Count it joy is more than a suggestion for the Christian undergoing times of testing. It’s more than a virtue exhibited by a mature believer. Counting it all joy is a vital discipline in the life of the genuine follower of Christ. It is in believing the trial has the more power to help than harm that we find reason to consider any difficult season to be permitted by the sovereign hand of God for our good and His glory.

Count it all joy is a gift

A gift bag from Maggie

I’m wrapping gifts last week, comfortable in the belief there are no emotional landmines in the task, when I reach for a gently used gift bag from Christmas 2017. The last Christmas. Chosen at random for its size, the small bag proudly proclaims “Joy” in bright red and white peppermint stripes. As an afterthought, I glance at the tag stubbornly dangling from one handle. To: Mom From: Maggie. And like that, a mine triggered causes tears to flow. Worse, because I realize it once held the last Christmas gift from her. As in the final not just the previous. And even worse, I can’t remember what the bag calling itself joy contained. What is the final gift? I need to know, to memorialize this “last” thing among others sure to come.

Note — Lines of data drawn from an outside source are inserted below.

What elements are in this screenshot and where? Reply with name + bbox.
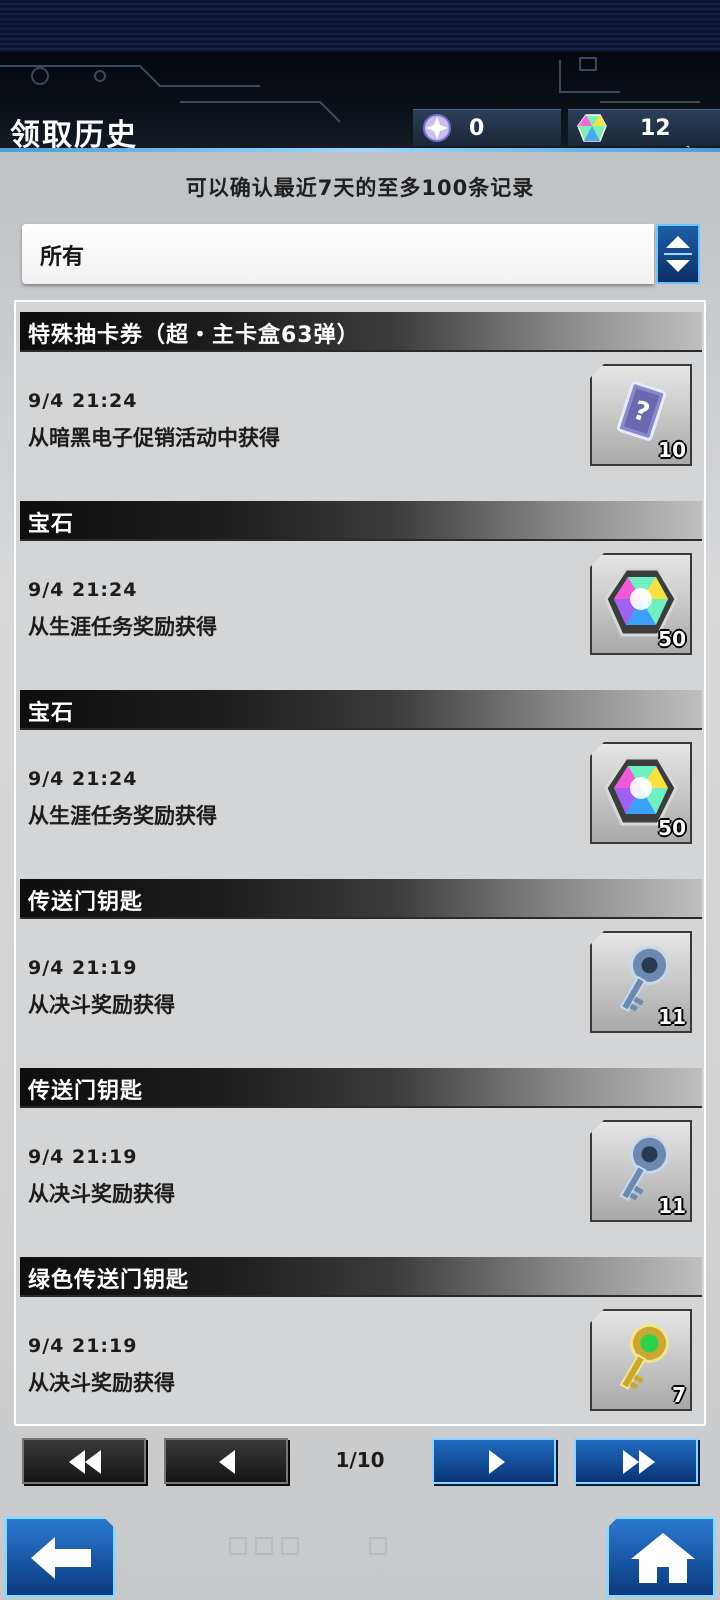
orb-currency: 0 bbox=[413, 109, 561, 146]
gem-currency: 12 bbox=[568, 109, 720, 146]
entry-source: 从决斗奖励获得 bbox=[28, 1182, 175, 1206]
up-down-arrows-icon bbox=[664, 236, 692, 272]
left-arrow-icon bbox=[219, 1450, 235, 1474]
list-item: 宝石 9/4 21:24 从生涯任务奖励获得 50 bbox=[16, 491, 704, 680]
entry-title: 特殊抽卡券（超・主卡盒63弹） bbox=[28, 323, 360, 348]
item-thumbnail[interactable]: ? 10 bbox=[590, 364, 692, 466]
entry-title: 传送门钥匙 bbox=[28, 1079, 144, 1104]
entry-source: 从生涯任务奖励获得 bbox=[28, 804, 217, 828]
filter-dropdown[interactable]: 所有 bbox=[22, 224, 654, 284]
list-item: 绿色传送门钥匙 9/4 21:19 从决斗奖励获得 7 bbox=[16, 1247, 704, 1424]
double-left-arrow-icon bbox=[69, 1450, 101, 1474]
orb-count: 0 bbox=[469, 116, 485, 141]
entry-header: 传送门钥匙 bbox=[20, 879, 702, 919]
home-button[interactable] bbox=[606, 1516, 716, 1598]
background-decoration bbox=[229, 1537, 387, 1555]
entry-header: 特殊抽卡券（超・主卡盒63弹） bbox=[20, 312, 702, 352]
gem-icon bbox=[577, 114, 607, 142]
entry-time: 9/4 21:24 bbox=[28, 579, 138, 601]
page-indicator: 1/10 bbox=[335, 1448, 385, 1472]
entry-time: 9/4 21:19 bbox=[28, 957, 138, 979]
item-quantity: 50 bbox=[658, 627, 686, 651]
entry-source: 从决斗奖励获得 bbox=[28, 993, 175, 1017]
entry-source: 从暗黑电子促销活动中获得 bbox=[28, 426, 280, 450]
double-right-arrow-icon bbox=[623, 1450, 655, 1474]
entry-title: 绿色传送门钥匙 bbox=[28, 1268, 190, 1293]
status-bar bbox=[0, 0, 720, 52]
history-list[interactable]: 特殊抽卡券（超・主卡盒63弹） 9/4 21:24 从暗黑电子促销活动中获得 ?… bbox=[14, 300, 706, 1426]
entry-title: 宝石 bbox=[28, 512, 75, 537]
back-arrow-icon bbox=[31, 1537, 91, 1579]
gem-count: 12 bbox=[640, 116, 671, 141]
entry-time: 9/4 21:24 bbox=[28, 768, 138, 790]
entry-header: 宝石 bbox=[20, 690, 702, 730]
orb-icon bbox=[423, 114, 451, 142]
last-page-button[interactable] bbox=[574, 1438, 698, 1484]
list-item: 传送门钥匙 9/4 21:19 从决斗奖励获得 11 bbox=[16, 869, 704, 1058]
home-icon bbox=[631, 1533, 695, 1583]
entry-header: 宝石 bbox=[20, 501, 702, 541]
item-quantity: 11 bbox=[658, 1194, 686, 1218]
item-thumbnail[interactable]: 11 bbox=[590, 931, 692, 1033]
item-thumbnail[interactable]: 11 bbox=[590, 1120, 692, 1222]
entry-time: 9/4 21:19 bbox=[28, 1146, 138, 1168]
entry-time: 9/4 21:19 bbox=[28, 1335, 138, 1357]
list-item: 宝石 9/4 21:24 从生涯任务奖励获得 50 bbox=[16, 680, 704, 869]
item-quantity: 10 bbox=[658, 438, 686, 462]
right-arrow-icon bbox=[489, 1450, 505, 1474]
history-notice: 可以确认最近7天的至多100条记录 bbox=[185, 176, 535, 200]
item-quantity: 50 bbox=[658, 816, 686, 840]
item-quantity: 7 bbox=[672, 1383, 686, 1407]
next-page-button[interactable] bbox=[432, 1438, 556, 1484]
entry-source: 从决斗奖励获得 bbox=[28, 1371, 175, 1395]
list-item: 特殊抽卡券（超・主卡盒63弹） 9/4 21:24 从暗黑电子促销活动中获得 ?… bbox=[16, 302, 704, 491]
entry-source: 从生涯任务奖励获得 bbox=[28, 615, 217, 639]
entry-time: 9/4 21:24 bbox=[28, 390, 138, 412]
item-thumbnail[interactable]: 50 bbox=[590, 742, 692, 844]
entry-header: 传送门钥匙 bbox=[20, 1068, 702, 1108]
item-quantity: 11 bbox=[658, 1005, 686, 1029]
page-title: 领取历史 bbox=[10, 118, 138, 150]
back-button[interactable] bbox=[4, 1516, 116, 1598]
list-item: 传送门钥匙 9/4 21:19 从决斗奖励获得 11 bbox=[16, 1058, 704, 1247]
first-page-button[interactable] bbox=[22, 1438, 146, 1484]
item-thumbnail[interactable]: 50 bbox=[590, 553, 692, 655]
entry-title: 传送门钥匙 bbox=[28, 890, 144, 915]
green-gate-key-icon bbox=[619, 1323, 669, 1390]
filter-selected: 所有 bbox=[40, 245, 85, 270]
entry-title: 宝石 bbox=[28, 701, 75, 726]
filter-toggle-button[interactable] bbox=[656, 224, 700, 284]
prev-page-button[interactable] bbox=[164, 1438, 288, 1484]
item-thumbnail[interactable]: 7 bbox=[590, 1309, 692, 1411]
entry-header: 绿色传送门钥匙 bbox=[20, 1257, 702, 1297]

In James 1:2, we’re encouraged to count it joy when we encounter various trials. A simple command to perform an extraordinary act. For who wants to sit down, in the midst of troubles, and count anything except the visible signs of ones distress? Nor do I believe we’re to number those trials as we add them – one by painful one – to a prayer list of requests for immediate relief. God’s counting more closely resembles a scientist taking the irritant by tweezers and examining its facets; identifying its components; estimating its worth; and judging its purpose. Matthew Henry says, “We should not pray so much for the removal of an affliction as for wisdom to make a right use of it.” It there a “right use” for grief?

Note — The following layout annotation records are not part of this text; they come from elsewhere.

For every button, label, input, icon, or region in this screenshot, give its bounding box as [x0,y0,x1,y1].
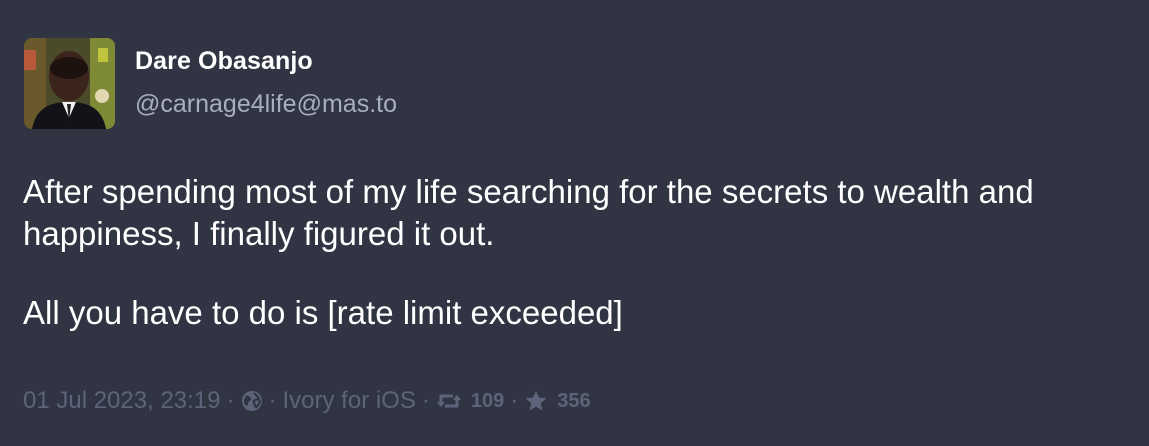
meta-separator: · [421,387,430,414]
boost-count: 109 [470,389,505,412]
post-timestamp[interactable]: 01 Jul 2023, 23:19 [23,387,221,415]
post-card: Dare Obasanjo @carnage4life@mas.to After… [0,0,1149,446]
favourite-count: 356 [557,389,591,412]
post-paragraph: All you have to do is [rate limit exceed… [23,294,623,331]
author-handle[interactable]: @carnage4life@mas.to [135,90,397,119]
author-display-name[interactable]: Dare Obasanjo [135,47,313,76]
avatar[interactable] [24,38,115,129]
avatar-image [24,38,115,129]
star-icon[interactable] [524,389,548,413]
post-paragraph: After spending most of my life searching… [23,173,1034,252]
globe-icon [241,390,263,412]
boost-icon[interactable] [436,391,462,411]
post-content: After spending most of my life searching… [23,171,1123,371]
client-name: Ivory for iOS [282,387,416,414]
post-meta: 01 Jul 2023, 23:19 · · Ivory for iOS · 1… [23,386,591,416]
meta-separator: · [510,387,519,414]
meta-separator: · [268,387,277,414]
meta-separator: · [226,387,235,414]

A Christmas poem from Maggie

A Christmas poem written by Maggie

A sleepless night two evenings past the discovery of the joy bag has me scouring the crevices of a weary mind to remember the gift once taken from the bag. Should I wake Molly to force her to help? No. I give myself a little more time to tease the mental image out. Maggie always gave the best kind of gift, usually in a frame – an original poem, a brightly drawn and colored bird, a painted cross bearing the fruits of the Spirit. What was the gift last year? The last gift. And the light comes on in my mind and then my office as I look on top of the cabinet. The gift is there. The photo taken on a special day of joy in December 2017. The picture of the two of us at the Jingle Bell Jog doing what she loved in supporting the Children’s Cancer Clinic. Counting it all joy. It’s the same photo she kept in the center of her desk.

Count it all joy

A special moment with Maggie captured and given as a gift

Count it joy is less an exuberant celebration, more a quiet satisfaction in a balanced equation. As a chemist, I appreciate that all the raw materials I’m given survive the explosive moment when old bonds break and new bonds form without loss of a single atom. And though I can’t totally recognize the products of change, some taking the shape of air, I know they remain. I marvel that finding an empty bag calling itself joy can spark fresh respect for the intricate forging of pain, tears, and grief into an open door.